Rumor has it the GOP is gearing up to replace Michael Steele as chairman of the Republican National Committee (RNC). At first glance this isn’t too surprising, considering Steele himself has made so many gaffes you would think he was trying to lose the job.
Yet firing him doesn’t quite add up though once you take a look at the victories he’s notched under the his belt during his RNC tenure. He’s presided over gubernatorial victories in Virginia (expected but nice) and New Jersey (far from expected), and Scott Brown’s Senate victory in Massachusetts (deemed impossible until Martha Coakley, the Democratic candidate, decided to play chicken with voters and got plucked).
More impressive still is that these victories occurred when the GOP had about as much momentum as a fantasy league team starring Brett Favre and Randy Moss. Not only was Steele able to build on the excitement created around these victories, he was also able to pour money into midterm races throughout the country. Steele has said he used Howard Dean’s successful 50-state strategy from four years ago as inspiration.

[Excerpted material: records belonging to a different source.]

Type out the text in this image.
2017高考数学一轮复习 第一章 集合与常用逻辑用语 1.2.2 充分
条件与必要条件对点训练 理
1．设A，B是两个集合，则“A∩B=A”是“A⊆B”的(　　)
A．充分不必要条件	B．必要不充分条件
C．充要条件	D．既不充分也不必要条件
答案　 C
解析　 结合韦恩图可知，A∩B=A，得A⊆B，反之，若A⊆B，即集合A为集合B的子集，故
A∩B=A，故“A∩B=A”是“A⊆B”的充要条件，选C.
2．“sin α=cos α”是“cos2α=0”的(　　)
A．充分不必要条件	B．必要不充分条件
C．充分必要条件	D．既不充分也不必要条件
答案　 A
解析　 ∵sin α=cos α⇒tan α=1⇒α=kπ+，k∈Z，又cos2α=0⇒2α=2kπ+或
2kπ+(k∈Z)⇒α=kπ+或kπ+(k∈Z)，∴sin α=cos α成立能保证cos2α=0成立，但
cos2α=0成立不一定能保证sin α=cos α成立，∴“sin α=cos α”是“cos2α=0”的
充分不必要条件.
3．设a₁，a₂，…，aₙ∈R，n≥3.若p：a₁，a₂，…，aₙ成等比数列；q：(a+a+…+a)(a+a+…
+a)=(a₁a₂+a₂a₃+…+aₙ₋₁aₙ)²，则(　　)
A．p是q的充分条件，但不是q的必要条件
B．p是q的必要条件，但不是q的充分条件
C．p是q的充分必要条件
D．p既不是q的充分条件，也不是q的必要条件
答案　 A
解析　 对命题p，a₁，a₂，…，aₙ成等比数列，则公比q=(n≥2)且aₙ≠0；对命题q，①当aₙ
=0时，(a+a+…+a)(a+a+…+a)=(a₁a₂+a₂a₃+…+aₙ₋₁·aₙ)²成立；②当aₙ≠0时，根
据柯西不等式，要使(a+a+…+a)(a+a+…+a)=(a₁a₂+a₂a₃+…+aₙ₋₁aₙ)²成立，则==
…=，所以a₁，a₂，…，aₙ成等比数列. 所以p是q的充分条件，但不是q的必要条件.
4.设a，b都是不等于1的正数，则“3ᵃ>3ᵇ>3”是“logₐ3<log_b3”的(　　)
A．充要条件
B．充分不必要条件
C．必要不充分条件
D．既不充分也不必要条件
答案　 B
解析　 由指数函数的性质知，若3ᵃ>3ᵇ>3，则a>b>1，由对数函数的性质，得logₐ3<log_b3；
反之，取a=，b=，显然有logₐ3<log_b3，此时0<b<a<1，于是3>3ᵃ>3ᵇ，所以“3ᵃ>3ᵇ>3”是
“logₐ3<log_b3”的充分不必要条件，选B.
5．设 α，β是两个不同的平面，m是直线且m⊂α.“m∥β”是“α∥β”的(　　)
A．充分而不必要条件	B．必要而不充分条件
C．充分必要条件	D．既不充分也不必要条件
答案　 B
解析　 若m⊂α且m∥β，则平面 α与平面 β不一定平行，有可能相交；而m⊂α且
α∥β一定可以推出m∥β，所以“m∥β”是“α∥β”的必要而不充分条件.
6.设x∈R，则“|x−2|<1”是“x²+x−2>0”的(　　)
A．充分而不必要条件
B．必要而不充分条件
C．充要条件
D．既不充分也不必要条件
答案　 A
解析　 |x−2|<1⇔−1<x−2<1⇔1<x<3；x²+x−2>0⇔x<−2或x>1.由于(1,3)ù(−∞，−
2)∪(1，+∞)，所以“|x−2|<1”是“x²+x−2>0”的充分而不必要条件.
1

“The Republican program, dubbed D2H — Delaware, the First State, to Hawaii, the 50th — sent money and staffers even to Democratic-heavy areas,” according to the National Journal. Furthermore, Frank Luntz, a celebrated Republican strategist known for ‘crafting messaging” (you know, twisting words like limbs at a Cirque du Soleil performance) has conducted surveys showing that early investments helped voters — the majority of which made up their minds months ago — to buy into GOP candidates. And buy voters did. Republicans picked up 60 House and 6 Senate seats, and reserved U-Hauls for many more governor’s mansions.
So why get rid of Steele now? What purpose does it serve?
Actually now is the perfect time to get rid of Steele. Because if you’re going to make a bad decision then you should at least have good timing. Fact is, many critical of the decision are going to attribute Steele’s removal to his being a minority and nothing more. Normally, Republicans would counter this assertion with a stern face and by pointing to the nearest black person that supports their views (whether they are sane or not — hence, Alan Keyes), a reaction that is the political equivalent of the proverbial justification: “I’m not racist. I have a black friend.”
But Republicans can save that get out of jail free card for later. Critics’ charges won’t stick after a midterm election that saw a wave of conservative minority victors, including: Rep. Tim Scott (SC), who became the first black to represent the GOP in the deep south in more than 130 years; Rep. Allen West, black, representing Florida; Nikki Haley, Indian-American, and the first female governor of South Carolina; Marco Rubio, a Cuban-American, elected senator in Florida; four other Hispanics elected to Congress; and two Hispanics elected to governorships — Brian Sandoval (NV) and Susana Martinez (NM).
What’s the motive behind replacing Steele? Aside from the gaffes, Steele’s lack of relationship building with big money fundraisers is the biggest gripe. These fundraisers were turned off by Steele’s approach and vision. Luckily for Steele midterm elections don’t require the level of donor contributions that presidential elections do. So basically Steele’s mouth has written a check his tenure can’t cash and the RNC can’t afford to have bounce in 2012.
Is it just money or is it also a matter of Steele’s race? It’s hard to say, well at least for me, but maybe not for Steele himself. Earlier this year he had no problem plucking a shiny race card out of the deck when asked on Good Morning America if he has a slimmer margin of error because he is African-American. “The honest answer is yes. Barack Obama has a slimmer margin. A lot of folks do. It’s a different role for me to play and others to play and that’s just the reality of it. But you take that as part of the nature of it,” he responded. Yes, indeed. Even party chairman have to get used to it apparently.
The Frum Forum reported late yesterday that, according to a source inside the RNC, Michael Steele may not be running for reelection when his term ends in January. Reasons cited were both personal and professional, some of which were no doubt related to the scathing letter released by a former confidant, Gentry Collins, who served as the RNC’s political director. Notably in the letter Collins tries to add fuel to the ‘lack of donations’ fire. “In the last two non-presidential cycles of 2002 and 2006, the RNC raised $284 million and $243 million respectively…this cycle, the RNC has reported raising just $170 million.”
Did Collins take a deep sleep through the entire recession? To compare two election cycles that were very different from this one — 2002, just a year removed from 9/11 and fighting in Afghanistan was just ramping up; and 2006, when the economy was in full swing — is disingenuous. Clearly the timing of this letter intriguing. Collins is standing behind it, but I wonder who put the pen in Rip Van Winkle’s hand?